Выйдя за порог, парень еще некоторое время стоял на месте, не чувствуя ни рук, ни ног. В груди и голове все натянулось в единую дрожащую пружину, угрожающую сорваться от любого резкого движения. Новой информации было так много, что мозг Пако просто не знал, за что хвататься в первую очередь. И ни три бокала крепкого алкоголя на почти пустой желудок, ни болезненное предвкушение встречи с Розой в этом деле особо не помогали.
Эмилио говорил о высшем благе и что ради подобного Роза ни за что не поступилась бы собственными интересами. Значит, команданте копал под Салазаров на благо клана? С другой стороны, если он просил не попадаться на глаза не только семье и прислуге, но даже охране – своим подчиненным – значит, работал он в одиночку? По распоряжению Мануэля Ласаро? Или вообще втайне ото всех?

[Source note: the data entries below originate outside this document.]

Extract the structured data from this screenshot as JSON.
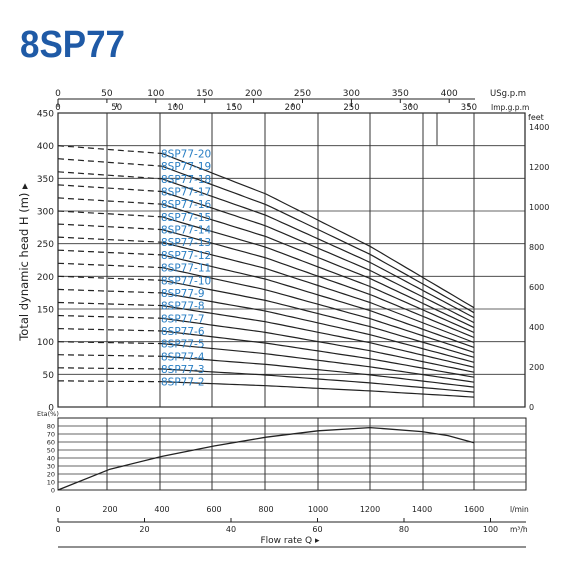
{
  "title": "8SP77",
  "chart_data": [
    {
      "type": "line",
      "title": "8SP77",
      "xlabel": "Flow rate  Q",
      "ylabel": "Total dynamic head H (m)",
      "x_unit": "l/min",
      "xlim": [
        0,
        1600
      ],
      "ylim": [
        0,
        450
      ],
      "grid": true,
      "x_ticks": [
        0,
        200,
        400,
        600,
        800,
        1000,
        1200,
        1400,
        1600
      ],
      "y_ticks": [
        0,
        50,
        100,
        150,
        200,
        250,
        300,
        350,
        400,
        450
      ],
      "secondary_axes": {
        "usgpm": {
          "label": "USg.p.m",
          "ticks": [
            "0",
            "50",
            "100",
            "150",
            "200",
            "250",
            "300",
            "350",
            "400"
          ]
        },
        "impgpm": {
          "label": "Imp.g.p.m",
          "ticks": [
            "0",
            "50",
            "100",
            "150",
            "200",
            "250",
            "300",
            "350"
          ]
        },
        "feet": {
          "label": "feet",
          "ticks": [
            "0",
            "200",
            "400",
            "600",
            "800",
            "1000",
            "1200",
            "1400"
          ]
        },
        "m3h": {
          "label": "m³/h",
          "ticks": [
            "0",
            "20",
            "40",
            "60",
            "80",
            "100"
          ]
        }
      },
      "head_curve_stages": [
        2,
        3,
        4,
        5,
        6,
        7,
        8,
        9,
        10,
        11,
        12,
        13,
        14,
        15,
        16,
        17,
        18,
        19,
        20
      ],
      "head_curve_shape": {
        "x": [
          0,
          400,
          800,
          1200,
          1600
        ],
        "head_per_stage_m": [
          20.0,
          19.4,
          16.3,
          12.3,
          7.6
        ],
        "dashed_until_x": 400
      },
      "series": [
        {
          "name": "8SP77-20",
          "label": "8SP77-20"
        },
        {
          "name": "8SP77-19",
          "label": "8SP77-19"
        },
        {
          "name": "8SP77-18",
          "label": "8SP77-18"
        },
        {
          "name": "8SP77-17",
          "label": "8SP77-17"
        },
        {
          "name": "8SP77-16",
          "label": "8SP77-16"
        },
        {
          "name": "8SP77-15",
          "label": "8SP77-15"
        },
        {
          "name": "8SP77-14",
          "label": "8SP77-14"
        },
        {
          "name": "8SP77-13",
          "label": "8SP77-13"
        },
        {
          "name": "8SP77-12",
          "label": "8SP77-12"
        },
        {
          "name": "8SP77-11",
          "label": "8SP77-11"
        },
        {
          "name": "8SP77-10",
          "label": "8SP77-10"
        },
        {
          "name": "8SP77-9",
          "label": "8SP77-9"
        },
        {
          "name": "8SP77-8",
          "label": "8SP77-8"
        },
        {
          "name": "8SP77-7",
          "label": "8SP77-7"
        },
        {
          "name": "8SP77-6",
          "label": "8SP77-6"
        },
        {
          "name": "8SP77-5",
          "label": "8SP77-5"
        },
        {
          "name": "8SP77-4",
          "label": "8SP77-4"
        },
        {
          "name": "8SP77-3",
          "label": "8SP77-3"
        },
        {
          "name": "8SP77-2",
          "label": "8SP77-2"
        }
      ],
      "label_color": "#2a7fc4",
      "line_color": "#222222"
    },
    {
      "type": "line",
      "ylabel": "Eta(%)",
      "xlim": [
        0,
        1600
      ],
      "ylim": [
        0,
        90
      ],
      "y_ticks": [
        0,
        10,
        20,
        30,
        40,
        50,
        60,
        70,
        80
      ],
      "grid": true,
      "series": [
        {
          "x": [
            0,
            200,
            400,
            600,
            800,
            1000,
            1200,
            1400,
            1500,
            1600
          ],
          "y": [
            0,
            26,
            42,
            55,
            66,
            74,
            78,
            73,
            68,
            59
          ]
        }
      ]
    }
  ]
}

Может быть, конечно, нежелание Пако содействовать планам Эмилио обуславливались одной лишь личной обидой. Но было в этом всем что-то и охрененно подозрительное. Потому что на кой черт ему Салазары? Чтобы что? Отомстить за Алехандро? Так, мать вашу, тот погиб в результате событий, запущенных как раз-таки самим Эмилио! Конечно, может, это просто трагическая случайность, но все равно обеспечить клану Ласаро безопасность или самый жирный кусок пирога таким образом не получится. Потому что все работало вообще по-другому. Даже если нынешнего регионального лидера подвинут с насиженного места – устранят физически или скомпрометируют, – новую верхушку региона назначит глава фракции, и Ласаро в списке претендентов могут быть даже не на верхних строчках. Не мог же команданте этого не понимать…

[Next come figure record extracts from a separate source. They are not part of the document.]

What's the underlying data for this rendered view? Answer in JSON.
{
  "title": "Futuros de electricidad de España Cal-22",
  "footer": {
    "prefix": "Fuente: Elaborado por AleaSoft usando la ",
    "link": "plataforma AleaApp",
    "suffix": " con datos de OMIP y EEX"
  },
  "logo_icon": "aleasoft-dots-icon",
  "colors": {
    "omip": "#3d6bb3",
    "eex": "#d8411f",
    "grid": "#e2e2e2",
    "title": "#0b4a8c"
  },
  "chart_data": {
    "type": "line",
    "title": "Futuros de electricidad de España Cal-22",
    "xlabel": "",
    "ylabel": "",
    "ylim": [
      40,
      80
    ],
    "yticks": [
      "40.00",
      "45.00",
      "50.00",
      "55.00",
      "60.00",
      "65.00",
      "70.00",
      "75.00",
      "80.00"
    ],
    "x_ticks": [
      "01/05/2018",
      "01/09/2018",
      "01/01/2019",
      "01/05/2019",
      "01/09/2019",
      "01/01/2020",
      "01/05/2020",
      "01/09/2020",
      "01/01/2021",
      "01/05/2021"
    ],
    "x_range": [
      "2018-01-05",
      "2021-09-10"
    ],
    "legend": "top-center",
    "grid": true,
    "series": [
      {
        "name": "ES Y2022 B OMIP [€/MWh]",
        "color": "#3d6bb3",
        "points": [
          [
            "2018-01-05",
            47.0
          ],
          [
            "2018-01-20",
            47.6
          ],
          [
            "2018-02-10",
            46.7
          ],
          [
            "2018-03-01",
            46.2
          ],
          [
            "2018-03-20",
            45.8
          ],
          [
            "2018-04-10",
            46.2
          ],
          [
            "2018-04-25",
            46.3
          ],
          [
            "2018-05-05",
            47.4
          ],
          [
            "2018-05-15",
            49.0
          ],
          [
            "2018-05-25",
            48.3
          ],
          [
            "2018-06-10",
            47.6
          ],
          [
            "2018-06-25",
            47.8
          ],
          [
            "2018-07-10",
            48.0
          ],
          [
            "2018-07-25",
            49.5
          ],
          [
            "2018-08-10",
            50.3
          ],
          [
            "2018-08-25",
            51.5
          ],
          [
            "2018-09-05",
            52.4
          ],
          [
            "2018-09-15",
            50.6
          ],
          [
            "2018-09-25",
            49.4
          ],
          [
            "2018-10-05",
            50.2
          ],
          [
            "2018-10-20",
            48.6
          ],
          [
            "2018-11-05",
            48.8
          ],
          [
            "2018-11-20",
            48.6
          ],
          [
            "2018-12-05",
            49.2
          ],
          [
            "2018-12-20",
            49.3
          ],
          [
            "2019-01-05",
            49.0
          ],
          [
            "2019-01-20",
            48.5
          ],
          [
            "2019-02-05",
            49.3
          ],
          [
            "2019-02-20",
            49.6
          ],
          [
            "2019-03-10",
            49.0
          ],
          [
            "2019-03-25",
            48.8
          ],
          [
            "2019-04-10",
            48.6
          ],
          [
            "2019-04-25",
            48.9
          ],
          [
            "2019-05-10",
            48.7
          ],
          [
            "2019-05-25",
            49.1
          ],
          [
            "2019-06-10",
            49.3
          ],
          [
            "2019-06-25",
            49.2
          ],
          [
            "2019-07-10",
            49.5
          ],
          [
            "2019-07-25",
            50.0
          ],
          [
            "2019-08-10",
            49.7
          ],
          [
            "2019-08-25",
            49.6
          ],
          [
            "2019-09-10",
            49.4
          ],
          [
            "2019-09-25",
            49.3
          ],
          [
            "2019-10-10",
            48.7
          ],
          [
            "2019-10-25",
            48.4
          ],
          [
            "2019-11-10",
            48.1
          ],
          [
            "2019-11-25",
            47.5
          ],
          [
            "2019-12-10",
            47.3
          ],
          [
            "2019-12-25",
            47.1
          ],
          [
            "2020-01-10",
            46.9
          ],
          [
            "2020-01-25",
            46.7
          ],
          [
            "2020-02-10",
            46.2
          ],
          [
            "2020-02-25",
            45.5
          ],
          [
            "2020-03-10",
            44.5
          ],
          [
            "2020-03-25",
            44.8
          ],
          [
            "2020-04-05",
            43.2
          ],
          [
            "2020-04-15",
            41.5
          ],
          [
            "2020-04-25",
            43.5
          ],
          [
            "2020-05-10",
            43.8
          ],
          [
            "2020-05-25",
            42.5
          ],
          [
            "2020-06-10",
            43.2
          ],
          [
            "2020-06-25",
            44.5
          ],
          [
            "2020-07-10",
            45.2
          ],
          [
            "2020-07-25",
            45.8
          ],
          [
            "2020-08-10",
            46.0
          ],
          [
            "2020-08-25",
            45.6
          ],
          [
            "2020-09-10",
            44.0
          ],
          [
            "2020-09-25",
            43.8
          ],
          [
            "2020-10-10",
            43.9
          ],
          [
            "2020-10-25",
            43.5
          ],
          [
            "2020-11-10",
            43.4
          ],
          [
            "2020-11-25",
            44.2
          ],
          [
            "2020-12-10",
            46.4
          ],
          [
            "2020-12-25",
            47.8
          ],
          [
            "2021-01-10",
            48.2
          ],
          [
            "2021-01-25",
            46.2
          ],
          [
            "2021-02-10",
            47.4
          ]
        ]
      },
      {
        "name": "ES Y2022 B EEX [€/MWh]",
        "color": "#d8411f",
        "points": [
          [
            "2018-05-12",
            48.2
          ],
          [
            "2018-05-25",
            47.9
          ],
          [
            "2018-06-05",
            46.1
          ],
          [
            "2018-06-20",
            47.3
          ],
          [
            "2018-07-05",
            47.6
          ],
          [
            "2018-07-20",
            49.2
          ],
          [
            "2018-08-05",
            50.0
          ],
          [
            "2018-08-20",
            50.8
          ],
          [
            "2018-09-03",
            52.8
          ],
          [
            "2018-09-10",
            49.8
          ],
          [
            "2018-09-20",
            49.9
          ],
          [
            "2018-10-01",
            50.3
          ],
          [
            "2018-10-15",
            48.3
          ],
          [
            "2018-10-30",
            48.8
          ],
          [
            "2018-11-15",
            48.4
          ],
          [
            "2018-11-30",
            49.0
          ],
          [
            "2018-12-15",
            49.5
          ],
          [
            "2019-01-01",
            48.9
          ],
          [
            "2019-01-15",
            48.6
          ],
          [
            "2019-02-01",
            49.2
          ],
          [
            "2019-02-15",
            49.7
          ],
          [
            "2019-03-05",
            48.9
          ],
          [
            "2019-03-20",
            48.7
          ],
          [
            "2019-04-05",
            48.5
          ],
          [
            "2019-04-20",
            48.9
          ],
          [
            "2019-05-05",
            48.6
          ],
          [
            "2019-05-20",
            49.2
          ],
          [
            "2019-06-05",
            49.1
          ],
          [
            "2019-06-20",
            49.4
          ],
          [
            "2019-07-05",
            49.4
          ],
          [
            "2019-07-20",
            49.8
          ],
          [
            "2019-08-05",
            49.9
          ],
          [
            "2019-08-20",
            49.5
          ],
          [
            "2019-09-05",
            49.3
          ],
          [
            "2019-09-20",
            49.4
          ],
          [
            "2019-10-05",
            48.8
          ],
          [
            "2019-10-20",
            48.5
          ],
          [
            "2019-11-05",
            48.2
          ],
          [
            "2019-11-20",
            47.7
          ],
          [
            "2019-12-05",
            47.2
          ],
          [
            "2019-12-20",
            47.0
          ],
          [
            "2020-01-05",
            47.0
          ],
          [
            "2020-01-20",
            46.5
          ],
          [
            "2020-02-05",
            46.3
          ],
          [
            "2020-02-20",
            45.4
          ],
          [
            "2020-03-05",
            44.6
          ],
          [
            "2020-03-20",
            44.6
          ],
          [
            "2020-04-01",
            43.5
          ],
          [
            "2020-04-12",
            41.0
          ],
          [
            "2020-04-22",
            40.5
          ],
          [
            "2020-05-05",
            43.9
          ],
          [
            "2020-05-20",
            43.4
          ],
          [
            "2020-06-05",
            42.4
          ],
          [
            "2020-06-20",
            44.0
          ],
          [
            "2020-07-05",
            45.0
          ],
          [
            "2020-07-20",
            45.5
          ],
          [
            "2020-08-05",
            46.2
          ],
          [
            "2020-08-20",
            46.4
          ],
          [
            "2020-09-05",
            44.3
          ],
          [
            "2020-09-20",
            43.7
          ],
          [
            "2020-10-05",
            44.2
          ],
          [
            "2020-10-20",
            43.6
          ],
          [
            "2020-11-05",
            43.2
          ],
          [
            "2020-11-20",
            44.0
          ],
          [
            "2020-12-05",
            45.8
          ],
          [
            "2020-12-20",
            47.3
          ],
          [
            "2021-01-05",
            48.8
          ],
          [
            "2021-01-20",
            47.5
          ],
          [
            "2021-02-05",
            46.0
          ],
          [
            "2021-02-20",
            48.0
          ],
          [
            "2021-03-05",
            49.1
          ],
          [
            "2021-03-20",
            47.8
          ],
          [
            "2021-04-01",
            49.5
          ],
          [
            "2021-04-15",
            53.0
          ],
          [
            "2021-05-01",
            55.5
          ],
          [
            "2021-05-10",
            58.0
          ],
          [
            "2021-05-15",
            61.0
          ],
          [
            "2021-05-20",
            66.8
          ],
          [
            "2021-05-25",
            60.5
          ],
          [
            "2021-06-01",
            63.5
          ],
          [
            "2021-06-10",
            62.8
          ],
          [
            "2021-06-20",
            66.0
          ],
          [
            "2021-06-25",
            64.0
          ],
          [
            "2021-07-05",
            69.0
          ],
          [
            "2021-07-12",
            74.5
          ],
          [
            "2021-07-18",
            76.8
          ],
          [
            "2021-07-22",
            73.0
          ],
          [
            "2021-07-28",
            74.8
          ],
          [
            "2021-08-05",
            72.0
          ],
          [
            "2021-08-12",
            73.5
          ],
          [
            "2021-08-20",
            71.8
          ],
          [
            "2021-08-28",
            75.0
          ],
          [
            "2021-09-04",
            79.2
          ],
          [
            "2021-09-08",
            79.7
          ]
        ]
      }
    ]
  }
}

Хотя, с другой стороны, не стал бы он выкладывать Пако все нюансы своего плана, так? От человека, который все это время умудрялся дергать за ниточки не только самого парня, но и половину клана, тем или иным образом проталкивая свои решения, начиная с назначения Пако телохранителем Розы и заканчивая этой помолвкой, ради которой умерло… очень много людей, можно было ожидать чего угодно. Кто, в конце концов, знал, чьи еще яйца были зажаты в стальном кулаке команданте?
Он почти не осознал, как спустился обратно в сад и направился вдоль главной дорожки, подсвеченной снизу неяркими грунтовыми лампочками. Уже по пути сообразил, что Роза не назвала конкретного места, но предположил, что из всех имеющихся в саду укромных уголков она выберет тот, где начиналась живая изгородь.
И угадал. Девушка сидела на одной из кованых скамеечек, опустив голову, и щелкала ногтем по уголку чехла на смартфоне – парень хорошо помнил этот нервный жест еще со времен госпиталя. Она до сих пор была одета в вечернее платье, но туфли ее были небрежно брошены рядом, а волосы распущены, и теперь они, волнистые и немного спутанные, прикрывали ее обнаженную спину, плечи и руки. В этом, неприбранном, диковатом образе, будто бы отрицающем стоимость всех тех других вещей, которые были на нее по-прежнему надеты, для глаз Пако Роза выглядела почти завораживающе.
А когда девушка заслышала его шаги и резко вскинула голову, уставив на него свои огромные перепуганные глаза – точь-в-точь как лесной зверь, которого случайно высветили кругом фонаря, – у парня словно все внутренности на кулак намотало, и он окончательно понял, что пришел сюда зря. Ни к чему хорошему их разговор не приведет.
Пару секунд они смотрели друг на друга, а потом Роза снова опустила голову и отодвинулась на самый край скамейки, будто бы предлагая тем самым Пако сесть на противоположный.
– Не надеялась, что ты придешь, – сообщила она спустя несколько мгновений неловкой тишины, когда парень все-таки сел.
– Почему? – спросил он, опустив взгляд на собственные руки и не глядя в ее сторону. От близости Розы в груди его стало тянуть еще сильнее: досада, обида, злость, смертельная усталость – все слилось в одно тошнотворное месиво, которое хотелось выхаркать себе немедленно прямо под ноги и больше не мучиться. Но самым страшным среди всего этого была тоска, упрямая и тупая. Несмотря ни на что она заставляла парня тянуться к Розе всем его существом, и это раздражало, пожалуй, сильнее прочего. – Ты зовешь, я прихожу. Кажется, именно так все обычно у нас работает.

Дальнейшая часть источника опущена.